Eğitim Sen’li Gülcan Kalkan ise yaptığı konuşmada yasal eylem ve etkinliklere katılmalarının suç olarak gösterildiği eleştirisinde bulundu. Kalkan, “Alevi olduğum için Alevi mitingine katılmam çok doğal değil mi? Bu bile iddianameye konulmuş. 6 ay haksız yere tutuklu kaldıktan sonra tahliye edildim. Adli kontrolün de kaldırılmasını talep ediyorum” dedi.
SES yöneticisi Saniye Erenler de hakkındaki suçlamayı reddederek, “Sendikalar iktidar baskısıyla yıldırılmak isteniyor” dedi. Erenler, “Yapılan aramalarda bulunan bir CD’nin profesyonel olarak şifrelendiği iddianamede yazıyor. ‘Devrimcimemur’ şeklindeki şifrenin neresi çok gizli ve profesyonelce hazırlanmış” dedi.
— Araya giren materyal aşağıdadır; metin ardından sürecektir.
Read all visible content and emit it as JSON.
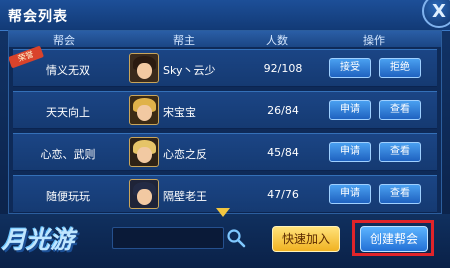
{
  "window": {
    "title": "帮会列表",
    "close_label": "X"
  },
  "table": {
    "headers": [
      "帮会",
      "帮主",
      "人数",
      "操作"
    ],
    "rows": [
      {
        "name": "情义无双",
        "leader": "Sky丶云少",
        "count": "92/108",
        "btn1": "接受",
        "btn2": "拒绝",
        "badge": "荣誉"
      },
      {
        "name": "天天向上",
        "leader": "宋宝宝",
        "count": "26/84",
        "btn1": "申请",
        "btn2": "查看"
      },
      {
        "name": "心恋、武则",
        "leader": "心恋之反",
        "count": "45/84",
        "btn1": "申请",
        "btn2": "查看"
      },
      {
        "name": "随便玩玩",
        "leader": "隔壁老王",
        "count": "47/76",
        "btn1": "申请",
        "btn2": "查看"
      }
    ]
  },
  "footer": {
    "logo": "月光游",
    "search_placeholder": "",
    "quick_join": "快速加入",
    "create_guild": "创建帮会"
  },
  "colors": {
    "accent_yellow": "#f2c640",
    "highlight_red": "#e0242a",
    "button_blue": "#2270d6"
  }
}
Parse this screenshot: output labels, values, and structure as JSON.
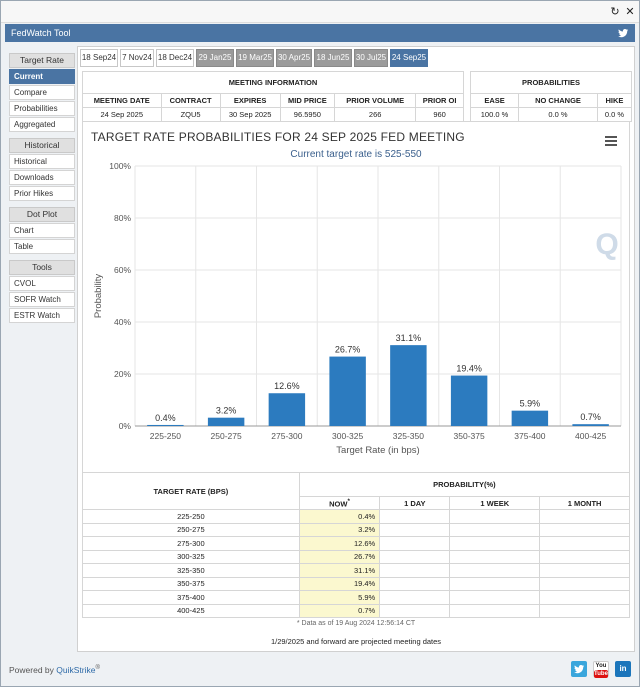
{
  "app": {
    "title": "FedWatch Tool"
  },
  "sidebar": {
    "sections": [
      {
        "header": "Target Rate",
        "items": [
          {
            "label": "Current",
            "active": true
          },
          {
            "label": "Compare"
          },
          {
            "label": "Probabilities"
          },
          {
            "label": "Aggregated"
          }
        ]
      },
      {
        "header": "Historical",
        "items": [
          {
            "label": "Historical"
          },
          {
            "label": "Downloads"
          },
          {
            "label": "Prior Hikes"
          }
        ]
      },
      {
        "header": "Dot Plot",
        "items": [
          {
            "label": "Chart"
          },
          {
            "label": "Table"
          }
        ]
      },
      {
        "header": "Tools",
        "items": [
          {
            "label": "CVOL"
          },
          {
            "label": "SOFR Watch"
          },
          {
            "label": "ESTR Watch"
          }
        ]
      }
    ]
  },
  "tabs": [
    {
      "label": "18 Sep24",
      "style": "white"
    },
    {
      "label": "7 Nov24",
      "style": "white"
    },
    {
      "label": "18 Dec24",
      "style": "white"
    },
    {
      "label": "29 Jan25",
      "style": "grey"
    },
    {
      "label": "19 Mar25",
      "style": "grey"
    },
    {
      "label": "30 Apr25",
      "style": "grey"
    },
    {
      "label": "18 Jun25",
      "style": "grey"
    },
    {
      "label": "30 Jul25",
      "style": "grey"
    },
    {
      "label": "24 Sep25",
      "style": "active"
    }
  ],
  "meeting_info": {
    "header": "MEETING INFORMATION",
    "columns": [
      "MEETING DATE",
      "CONTRACT",
      "EXPIRES",
      "MID PRICE",
      "PRIOR VOLUME",
      "PRIOR OI"
    ],
    "values": [
      "24 Sep 2025",
      "ZQU5",
      "30 Sep 2025",
      "96.5950",
      "266",
      "960"
    ]
  },
  "probabilities": {
    "header": "PROBABILITIES",
    "columns": [
      "EASE",
      "NO CHANGE",
      "HIKE"
    ],
    "values": [
      "100.0 %",
      "0.0 %",
      "0.0 %"
    ]
  },
  "chart_data": {
    "type": "bar",
    "title": "TARGET RATE PROBABILITIES FOR 24 SEP 2025 FED MEETING",
    "subtitle": "Current target rate is 525-550",
    "xlabel": "Target Rate (in bps)",
    "ylabel": "Probability",
    "ylim": [
      0,
      100
    ],
    "yticks": [
      "0%",
      "20%",
      "40%",
      "60%",
      "80%",
      "100%"
    ],
    "categories": [
      "225-250",
      "250-275",
      "275-300",
      "300-325",
      "325-350",
      "350-375",
      "375-400",
      "400-425"
    ],
    "values": [
      0.4,
      3.2,
      12.6,
      26.7,
      31.1,
      19.4,
      5.9,
      0.7
    ],
    "data_labels": [
      "0.4%",
      "3.2%",
      "12.6%",
      "26.7%",
      "31.1%",
      "19.4%",
      "5.9%",
      "0.7%"
    ],
    "bar_color": "#2c7bbf",
    "grid": true
  },
  "prob_table": {
    "col_rate": "TARGET RATE (BPS)",
    "col_prob": "PROBABILITY(%)",
    "sub_cols": [
      "NOW",
      "1 DAY",
      "1 WEEK",
      "1 MONTH"
    ],
    "now_marker": "*",
    "rows": [
      {
        "rate": "225-250",
        "now": "0.4%"
      },
      {
        "rate": "250-275",
        "now": "3.2%"
      },
      {
        "rate": "275-300",
        "now": "12.6%"
      },
      {
        "rate": "300-325",
        "now": "26.7%"
      },
      {
        "rate": "325-350",
        "now": "31.1%"
      },
      {
        "rate": "350-375",
        "now": "19.4%"
      },
      {
        "rate": "375-400",
        "now": "5.9%"
      },
      {
        "rate": "400-425",
        "now": "0.7%"
      }
    ],
    "note": "* Data as of 19 Aug 2024 12:56:14 CT",
    "note2": "1/29/2025 and forward are projected meeting dates"
  },
  "footer": {
    "powered_prefix": "Powered by",
    "powered_brand": "QuikStrike",
    "powered_reg": "®",
    "youtube_top": "You",
    "youtube_bottom": "Tube",
    "linkedin": "in"
  },
  "colors": {
    "accent": "#4a74a3",
    "bar": "#2c7bbf",
    "now_bg": "#fbf8cf"
  }
}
KESK’li Emre Kesikhalı ise konuşmasına “asıl önümüzdeki duruşmalarda biz faşist zihniyeti yargılayacağız” diyerek başladı. Kendilerine yönelik yargılamayı “AKP’nin muhalifleri sindirme girişimi” olarak ele alan Kesikhalı, Mahkeme Heyetine “Ulucanlar Katliamı’nı anmamız bile suç olarak gösterilmiş. Bizle uğraşacağınıza gidin de Ulucanlar’daki katillerin peşine düşün” diye tepki gösterdi. Kesikhalı, İstanbul’da tutuklu bulunan KESK’lilere de dayanışma mesajı gönderdi.
Duruşma, verilen 1 saatlik aranın ardından devam edecek.